Es la vieja alcahueta que aparece en el Auto da Barca do Inferno (v. Barcas), una de las Obras (v.) de Gil Vicente (de 1465 aproximadamente hasta después de 1536), en la que el complejo espíritu del autor, vacilante aún entre la Edad Media y el Renacimiento, se manifiesta en una sátira de una virulencia muy erasmista.
Eco lejano de Trotaconventos (v.) y de la Celestina (v.), Brígida Vaz recoge y acentúa en sí misma aspectos y motivos de los restantes personajes que figuran en esta nueva «Danza de la Muerte», símbolos, a su vez, de un mundo hipócrita y sin más luz de redención que la inocencia o el heroísmo. Cínica y astuta, vulgar y plebeya, consciente de la debilidad de la carne y siempre dispuesta a utilizar el amargo cebo de los sentidos, aparece en la escena con todo el bagaje de sus pecados: «Seiscientos virgos postigos / e tres arcas de feitigos / que nao podem mais levar. / Tres almarios de mentir, / e cinco cofres d’enlheios / e alguns furtos alheios…».
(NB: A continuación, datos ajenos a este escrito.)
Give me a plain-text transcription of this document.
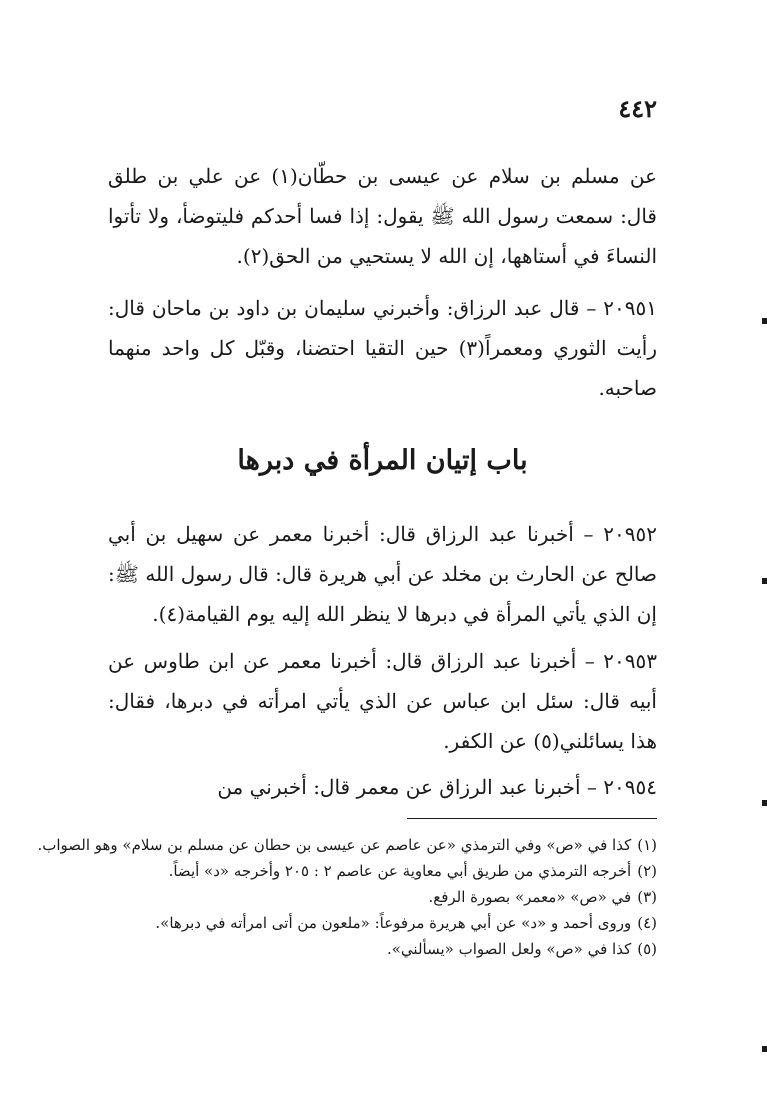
٤٤٢

عن مسلم بن سلام عن عيسى بن حطّان(١) عن علي بن طلق قال: سمعت رسول الله ﷺ يقول: إذا فسا أحدكم فليتوضأ، ولا تأتوا النساءَ في أستاهها، إن الله لا يستحيي من الحق(٢).

٢٠٩٥١ – قال عبد الرزاق: وأخبرني سليمان بن داود بن ماحان قال: رأيت الثوري ومعمراً(٣) حين التقيا احتضنا، وقبّل كل واحد منهما صاحبه.

باب إتيان المرأة في دبرها

٢٠٩٥٢ – أخبرنا عبد الرزاق قال: أخبرنا معمر عن سهيل بن أبي صالح عن الحارث بن مخلد عن أبي هريرة قال: قال رسول الله ﷺ: إن الذي يأتي المرأة في دبرها لا ينظر الله إليه يوم القيامة(٤).

٢٠٩٥٣ – أخبرنا عبد الرزاق قال: أخبرنا معمر عن ابن طاوس عن أبيه قال: سئل ابن عباس عن الذي يأتي امرأته في دبرها، فقال: هذا يسائلني(٥) عن الكفر.

٢٠٩٥٤ – أخبرنا عبد الرزاق عن معمر قال: أخبرني من

(١)كذا في «ص» وفي الترمذي «عن عاصم عن عيسى بن حطان عن مسلم بن سلام» وهو الصواب.

(٢)أخرجه الترمذي من طريق أبي معاوية عن عاصم ٢ : ٢٠٥ وأخرجه «د» أيضاً.

(٣)في «ص» «معمر» بصورة الرفع.

(٤)وروى أحمد و «د» عن أبي هريرة مرفوعاً: «ملعون من أتى امرأته في دبرها».

(٥)كذا في «ص» ولعل الصواب «يسألني».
Hasta aquí, no obstante, nada demoníaco hay en ella; para captar su carácter, debemos salir de los mismos límites de la visión cual la concibiera el poeta y aún de su ficción teatral. Criatura ciega e irreflexiva, su perfidia es casi inconsciente, y, más que como una voluntad maligna, aparece como «instrumento» de un mundo vil y corrompido. Incapaz de distinguir el bien del mal, Brígida intenta incluso captarse las simpatías del Ángel guardián del Paraíso con sus bajas seducciones: «Angio de Deus, minha rosa… Eu sou Brizida a preciosa / que dava as mogas ós mólhos / a que criava as meninas / pera ós conegos da Sé».
Concepción típicamente medieval, Brígida representa la conciencia puesta al servicio de la naturaleza, y éste es su pecado. Pero aunque tratada con excepcional vehemencia, se adivina en el autor una simpatía irónica que comunica a la figura un realismo tan intenso como sólo el milagro del arte puede conferir.